Similarly, HIT may not function as expected in the realm of Clinical Decision Support (CDS) alerts. Alerts for drug-drug or drug-allergy problems can be triggered during the prescribing process. If too many alerts are delivered, clinicians may fail to acknowledge the appropriate and relevant alerts. Additionally, the high rate of potential notifications can lead to alert fatigue (Steele and DeBrow 2008), and subsequently to technology-induced errors. For example, many studies found that drug-drug and drug-allergy alerts were often overridden. Payne et al. (2002) found an 88 % override rate for drug interaction alerts, and a 69 % override rate for drug-allergy alerts. Similarly, Weingart et al. (2003) found ambulatory physicians overrode 91 % of drug-allergy alerts, and 89 % of high-severity drug-drug interaction alerts. A percentage of these alerts may have provided limited detail (e.g., notifying the physician that no drug information was available in system) and perceived to be uninformative, presented information with unknown clinical significance (e.g., lacking indicators of the severity of an interaction), or may have repeated the content of previous messages.

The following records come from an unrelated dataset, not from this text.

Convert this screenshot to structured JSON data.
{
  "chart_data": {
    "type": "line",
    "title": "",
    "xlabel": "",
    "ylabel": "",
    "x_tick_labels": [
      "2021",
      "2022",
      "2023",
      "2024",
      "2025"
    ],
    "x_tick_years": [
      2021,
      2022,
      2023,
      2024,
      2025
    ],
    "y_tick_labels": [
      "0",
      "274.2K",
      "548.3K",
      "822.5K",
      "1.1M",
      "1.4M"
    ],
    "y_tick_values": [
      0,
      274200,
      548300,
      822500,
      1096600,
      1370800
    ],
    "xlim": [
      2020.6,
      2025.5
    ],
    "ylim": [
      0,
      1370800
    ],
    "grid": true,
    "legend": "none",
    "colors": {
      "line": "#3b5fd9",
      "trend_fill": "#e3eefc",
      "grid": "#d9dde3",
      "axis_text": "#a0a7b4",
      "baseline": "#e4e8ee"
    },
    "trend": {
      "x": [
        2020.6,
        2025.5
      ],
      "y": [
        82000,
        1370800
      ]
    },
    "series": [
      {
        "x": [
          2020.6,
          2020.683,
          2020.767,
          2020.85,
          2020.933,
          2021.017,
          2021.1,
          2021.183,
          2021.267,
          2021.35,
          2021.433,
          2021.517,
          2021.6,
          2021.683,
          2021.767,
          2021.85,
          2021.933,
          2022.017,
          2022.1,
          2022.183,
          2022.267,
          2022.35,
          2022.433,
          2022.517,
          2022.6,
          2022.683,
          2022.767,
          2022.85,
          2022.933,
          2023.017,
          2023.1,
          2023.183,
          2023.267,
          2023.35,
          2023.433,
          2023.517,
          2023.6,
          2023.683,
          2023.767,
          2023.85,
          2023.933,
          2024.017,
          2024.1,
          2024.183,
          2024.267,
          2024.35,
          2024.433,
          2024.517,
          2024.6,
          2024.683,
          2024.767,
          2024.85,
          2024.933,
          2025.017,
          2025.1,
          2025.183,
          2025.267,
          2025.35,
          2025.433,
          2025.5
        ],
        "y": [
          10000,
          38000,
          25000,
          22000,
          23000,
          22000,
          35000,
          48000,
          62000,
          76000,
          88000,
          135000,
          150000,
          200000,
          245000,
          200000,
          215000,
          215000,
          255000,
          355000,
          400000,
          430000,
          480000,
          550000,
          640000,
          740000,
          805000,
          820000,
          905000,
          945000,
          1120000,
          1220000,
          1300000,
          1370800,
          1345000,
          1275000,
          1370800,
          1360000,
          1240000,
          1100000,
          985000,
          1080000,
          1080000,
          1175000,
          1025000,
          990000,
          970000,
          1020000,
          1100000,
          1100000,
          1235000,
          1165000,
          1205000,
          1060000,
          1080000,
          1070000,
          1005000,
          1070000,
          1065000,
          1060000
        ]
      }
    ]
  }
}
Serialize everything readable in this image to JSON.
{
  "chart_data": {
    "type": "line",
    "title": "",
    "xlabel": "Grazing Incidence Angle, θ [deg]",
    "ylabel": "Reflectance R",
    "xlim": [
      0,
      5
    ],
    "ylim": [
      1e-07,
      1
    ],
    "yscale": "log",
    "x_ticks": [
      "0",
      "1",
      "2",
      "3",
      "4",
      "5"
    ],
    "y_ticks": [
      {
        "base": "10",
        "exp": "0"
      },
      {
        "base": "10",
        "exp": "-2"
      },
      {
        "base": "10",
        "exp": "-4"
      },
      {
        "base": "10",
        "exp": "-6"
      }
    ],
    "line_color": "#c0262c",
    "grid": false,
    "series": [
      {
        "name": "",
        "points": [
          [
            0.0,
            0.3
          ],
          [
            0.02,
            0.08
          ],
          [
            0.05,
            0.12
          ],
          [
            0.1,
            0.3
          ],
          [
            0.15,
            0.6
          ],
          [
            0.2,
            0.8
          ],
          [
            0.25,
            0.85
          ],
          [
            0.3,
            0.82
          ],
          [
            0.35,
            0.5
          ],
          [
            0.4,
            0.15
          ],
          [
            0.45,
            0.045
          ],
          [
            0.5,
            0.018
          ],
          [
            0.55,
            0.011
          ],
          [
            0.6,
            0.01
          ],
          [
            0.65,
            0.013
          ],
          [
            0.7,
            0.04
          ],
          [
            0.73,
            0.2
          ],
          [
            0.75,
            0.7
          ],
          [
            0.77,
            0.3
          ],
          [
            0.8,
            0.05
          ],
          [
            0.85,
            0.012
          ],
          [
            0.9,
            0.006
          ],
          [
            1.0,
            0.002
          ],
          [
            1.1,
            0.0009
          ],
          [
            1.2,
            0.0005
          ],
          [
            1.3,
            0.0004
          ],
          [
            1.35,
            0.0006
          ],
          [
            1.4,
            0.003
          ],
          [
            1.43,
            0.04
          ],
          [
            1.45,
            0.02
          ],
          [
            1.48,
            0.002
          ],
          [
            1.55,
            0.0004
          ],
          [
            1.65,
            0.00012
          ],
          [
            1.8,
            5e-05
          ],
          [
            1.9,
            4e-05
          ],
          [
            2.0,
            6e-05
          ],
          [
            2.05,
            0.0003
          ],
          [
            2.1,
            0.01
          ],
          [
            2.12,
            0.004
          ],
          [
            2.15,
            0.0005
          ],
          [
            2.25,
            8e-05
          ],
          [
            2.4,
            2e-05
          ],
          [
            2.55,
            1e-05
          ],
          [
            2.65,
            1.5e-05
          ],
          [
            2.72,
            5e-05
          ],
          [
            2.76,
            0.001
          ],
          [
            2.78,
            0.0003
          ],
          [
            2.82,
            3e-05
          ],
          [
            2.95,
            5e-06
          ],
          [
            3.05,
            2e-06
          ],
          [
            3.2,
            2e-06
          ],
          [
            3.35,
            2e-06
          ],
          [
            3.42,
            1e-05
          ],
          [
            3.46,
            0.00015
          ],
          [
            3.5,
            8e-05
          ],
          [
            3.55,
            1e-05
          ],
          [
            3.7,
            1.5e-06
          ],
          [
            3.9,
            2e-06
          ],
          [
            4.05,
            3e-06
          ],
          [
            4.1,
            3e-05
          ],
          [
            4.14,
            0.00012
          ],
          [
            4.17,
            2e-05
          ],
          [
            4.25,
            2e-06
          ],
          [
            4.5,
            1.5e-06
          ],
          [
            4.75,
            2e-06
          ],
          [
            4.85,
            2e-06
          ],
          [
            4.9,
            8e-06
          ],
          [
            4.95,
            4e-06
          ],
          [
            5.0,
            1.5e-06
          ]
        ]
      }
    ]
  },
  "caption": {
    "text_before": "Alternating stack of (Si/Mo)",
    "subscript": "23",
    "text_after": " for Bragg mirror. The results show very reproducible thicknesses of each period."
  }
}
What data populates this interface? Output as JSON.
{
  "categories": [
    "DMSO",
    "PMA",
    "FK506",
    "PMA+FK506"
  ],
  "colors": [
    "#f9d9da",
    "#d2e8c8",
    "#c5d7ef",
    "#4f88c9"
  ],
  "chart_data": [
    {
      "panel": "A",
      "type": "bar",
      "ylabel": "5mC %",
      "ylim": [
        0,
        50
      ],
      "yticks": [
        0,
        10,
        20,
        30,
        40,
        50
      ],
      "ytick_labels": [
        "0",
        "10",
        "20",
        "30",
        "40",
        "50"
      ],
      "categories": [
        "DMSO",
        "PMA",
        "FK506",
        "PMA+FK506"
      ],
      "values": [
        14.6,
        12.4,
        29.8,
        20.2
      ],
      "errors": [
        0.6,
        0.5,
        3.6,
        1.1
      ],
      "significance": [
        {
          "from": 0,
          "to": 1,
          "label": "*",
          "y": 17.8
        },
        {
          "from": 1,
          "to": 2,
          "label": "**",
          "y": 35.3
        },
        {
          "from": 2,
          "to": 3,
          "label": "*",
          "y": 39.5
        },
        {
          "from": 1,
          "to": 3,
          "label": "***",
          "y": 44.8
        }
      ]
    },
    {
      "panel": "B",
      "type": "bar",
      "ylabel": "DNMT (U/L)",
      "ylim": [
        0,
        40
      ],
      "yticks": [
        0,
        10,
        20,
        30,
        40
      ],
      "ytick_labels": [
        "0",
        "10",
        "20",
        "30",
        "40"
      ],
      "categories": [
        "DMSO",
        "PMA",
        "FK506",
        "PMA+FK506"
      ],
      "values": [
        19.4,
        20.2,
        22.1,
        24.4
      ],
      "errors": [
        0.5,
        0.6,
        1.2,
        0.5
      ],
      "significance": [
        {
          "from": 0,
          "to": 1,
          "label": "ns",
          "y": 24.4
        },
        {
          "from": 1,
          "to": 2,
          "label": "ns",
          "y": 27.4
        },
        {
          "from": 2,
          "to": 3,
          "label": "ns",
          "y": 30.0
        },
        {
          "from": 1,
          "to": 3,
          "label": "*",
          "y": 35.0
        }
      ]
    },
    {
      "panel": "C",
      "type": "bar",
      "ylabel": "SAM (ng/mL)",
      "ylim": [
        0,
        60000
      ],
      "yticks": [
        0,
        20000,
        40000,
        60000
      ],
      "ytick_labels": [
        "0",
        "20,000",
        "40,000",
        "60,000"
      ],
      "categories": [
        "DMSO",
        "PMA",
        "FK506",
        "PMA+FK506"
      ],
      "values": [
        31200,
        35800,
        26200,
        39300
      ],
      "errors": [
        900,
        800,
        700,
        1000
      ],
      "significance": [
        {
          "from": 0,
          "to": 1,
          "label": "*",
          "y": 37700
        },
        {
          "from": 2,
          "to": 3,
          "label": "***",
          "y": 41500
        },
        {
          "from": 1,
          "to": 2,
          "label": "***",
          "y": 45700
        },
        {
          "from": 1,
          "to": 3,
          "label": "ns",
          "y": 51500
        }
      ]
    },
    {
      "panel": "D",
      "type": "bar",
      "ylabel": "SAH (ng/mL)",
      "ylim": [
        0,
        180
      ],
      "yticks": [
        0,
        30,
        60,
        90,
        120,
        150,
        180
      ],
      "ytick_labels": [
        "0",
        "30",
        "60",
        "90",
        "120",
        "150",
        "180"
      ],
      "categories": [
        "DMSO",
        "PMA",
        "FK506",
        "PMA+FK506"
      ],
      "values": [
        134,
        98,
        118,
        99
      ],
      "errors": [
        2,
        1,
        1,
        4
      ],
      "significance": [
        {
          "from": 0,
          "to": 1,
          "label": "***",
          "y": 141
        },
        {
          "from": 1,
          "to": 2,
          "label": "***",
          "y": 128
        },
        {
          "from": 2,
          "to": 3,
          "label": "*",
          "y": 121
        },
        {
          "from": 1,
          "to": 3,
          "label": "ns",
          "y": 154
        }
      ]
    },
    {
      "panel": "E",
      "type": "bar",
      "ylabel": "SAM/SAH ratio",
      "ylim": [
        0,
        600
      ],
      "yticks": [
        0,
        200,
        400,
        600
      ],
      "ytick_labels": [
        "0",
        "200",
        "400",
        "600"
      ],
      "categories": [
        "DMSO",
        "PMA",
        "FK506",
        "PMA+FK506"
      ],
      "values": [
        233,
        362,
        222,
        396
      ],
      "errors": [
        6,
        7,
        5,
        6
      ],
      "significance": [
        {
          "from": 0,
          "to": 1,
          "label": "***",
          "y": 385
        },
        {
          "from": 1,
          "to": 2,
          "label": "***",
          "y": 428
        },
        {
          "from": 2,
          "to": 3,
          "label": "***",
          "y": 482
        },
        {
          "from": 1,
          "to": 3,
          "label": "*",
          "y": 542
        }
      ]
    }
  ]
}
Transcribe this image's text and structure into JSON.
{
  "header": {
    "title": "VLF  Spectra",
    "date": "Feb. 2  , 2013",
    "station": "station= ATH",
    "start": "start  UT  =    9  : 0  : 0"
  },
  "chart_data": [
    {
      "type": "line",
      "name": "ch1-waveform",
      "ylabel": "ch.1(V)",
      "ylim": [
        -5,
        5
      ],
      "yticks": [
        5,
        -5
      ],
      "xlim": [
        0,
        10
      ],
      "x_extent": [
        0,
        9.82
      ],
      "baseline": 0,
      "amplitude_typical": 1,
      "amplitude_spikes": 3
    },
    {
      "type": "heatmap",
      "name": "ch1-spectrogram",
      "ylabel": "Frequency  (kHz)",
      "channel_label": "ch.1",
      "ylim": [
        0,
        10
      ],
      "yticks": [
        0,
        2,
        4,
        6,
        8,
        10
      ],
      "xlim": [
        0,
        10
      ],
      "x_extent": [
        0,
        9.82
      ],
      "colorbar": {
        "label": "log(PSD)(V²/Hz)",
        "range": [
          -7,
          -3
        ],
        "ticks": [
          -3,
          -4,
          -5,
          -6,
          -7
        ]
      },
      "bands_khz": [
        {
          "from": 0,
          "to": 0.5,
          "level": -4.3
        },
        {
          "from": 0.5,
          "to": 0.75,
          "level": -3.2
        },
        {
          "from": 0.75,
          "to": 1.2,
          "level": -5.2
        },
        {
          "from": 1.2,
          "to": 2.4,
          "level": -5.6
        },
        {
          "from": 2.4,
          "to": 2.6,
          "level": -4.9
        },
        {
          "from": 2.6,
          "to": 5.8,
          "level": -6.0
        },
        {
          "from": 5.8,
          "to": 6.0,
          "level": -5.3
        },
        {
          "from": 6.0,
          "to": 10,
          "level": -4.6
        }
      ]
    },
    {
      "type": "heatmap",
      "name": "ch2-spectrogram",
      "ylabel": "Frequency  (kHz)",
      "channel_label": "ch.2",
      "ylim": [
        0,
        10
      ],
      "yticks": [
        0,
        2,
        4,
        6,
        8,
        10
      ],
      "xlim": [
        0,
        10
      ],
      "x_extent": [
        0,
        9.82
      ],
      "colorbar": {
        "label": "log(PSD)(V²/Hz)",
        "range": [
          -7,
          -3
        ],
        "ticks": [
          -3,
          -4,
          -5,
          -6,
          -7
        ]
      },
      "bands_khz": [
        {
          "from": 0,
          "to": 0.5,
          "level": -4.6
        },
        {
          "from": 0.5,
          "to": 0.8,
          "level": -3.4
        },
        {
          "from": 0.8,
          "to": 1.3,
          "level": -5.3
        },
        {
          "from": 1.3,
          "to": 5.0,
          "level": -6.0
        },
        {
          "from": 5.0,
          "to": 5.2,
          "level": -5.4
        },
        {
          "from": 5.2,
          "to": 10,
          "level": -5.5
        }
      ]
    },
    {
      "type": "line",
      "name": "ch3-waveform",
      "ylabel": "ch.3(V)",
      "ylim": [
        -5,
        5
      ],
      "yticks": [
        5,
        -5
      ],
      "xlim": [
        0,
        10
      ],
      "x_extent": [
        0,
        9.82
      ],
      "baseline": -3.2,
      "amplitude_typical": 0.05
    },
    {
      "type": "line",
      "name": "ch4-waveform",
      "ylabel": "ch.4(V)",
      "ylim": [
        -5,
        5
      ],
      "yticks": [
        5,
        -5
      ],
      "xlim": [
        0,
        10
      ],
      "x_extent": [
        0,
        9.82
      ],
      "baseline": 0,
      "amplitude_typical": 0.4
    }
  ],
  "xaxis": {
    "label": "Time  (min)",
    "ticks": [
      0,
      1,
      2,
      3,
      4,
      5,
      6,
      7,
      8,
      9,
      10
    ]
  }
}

In a 2013 case study, Carspecken et al. (2013) described an instance where a 2-year-old child was admitted to a pediatric intensive care unit (PICU) with a documented antibiotic allergy. Over a 1-month period, more than 100 alerts related to a drug-allergy cross reactivity were overridden, as the treatment was deemed as a requirement for the patient’s condition (i.e., ignoring what was considered an inappropriate alert). Over time it was determined the child did in fact have an allergic hypersensitivity, and his medical record was eventually amended. However, even after this change, the now appropriate alert (i.e., acknowledging that the child does have an allergy) was still overridden. Due to the routine rejection of the alert, clinical staff had become de-sensitized to drug-allergy alerts in this child’s case.2
There are multiple issues at the heart of this example. First, the unintended consequence of new/additional work led to an increased burden on the physicians. Subsequently, the repeated alerts decreased clinicians’ sensitivity to the message resulting in inappropriate persistence of behavior (i.e., continued override of the alert.) Additionally, the EHR did not make the addition/change to the allergy list salient to the users of the system. Finally, the unintended changes to the workflow, particularly around communication practices regarding medications, may have led to less feedback and decreased opportunities to prevent this error.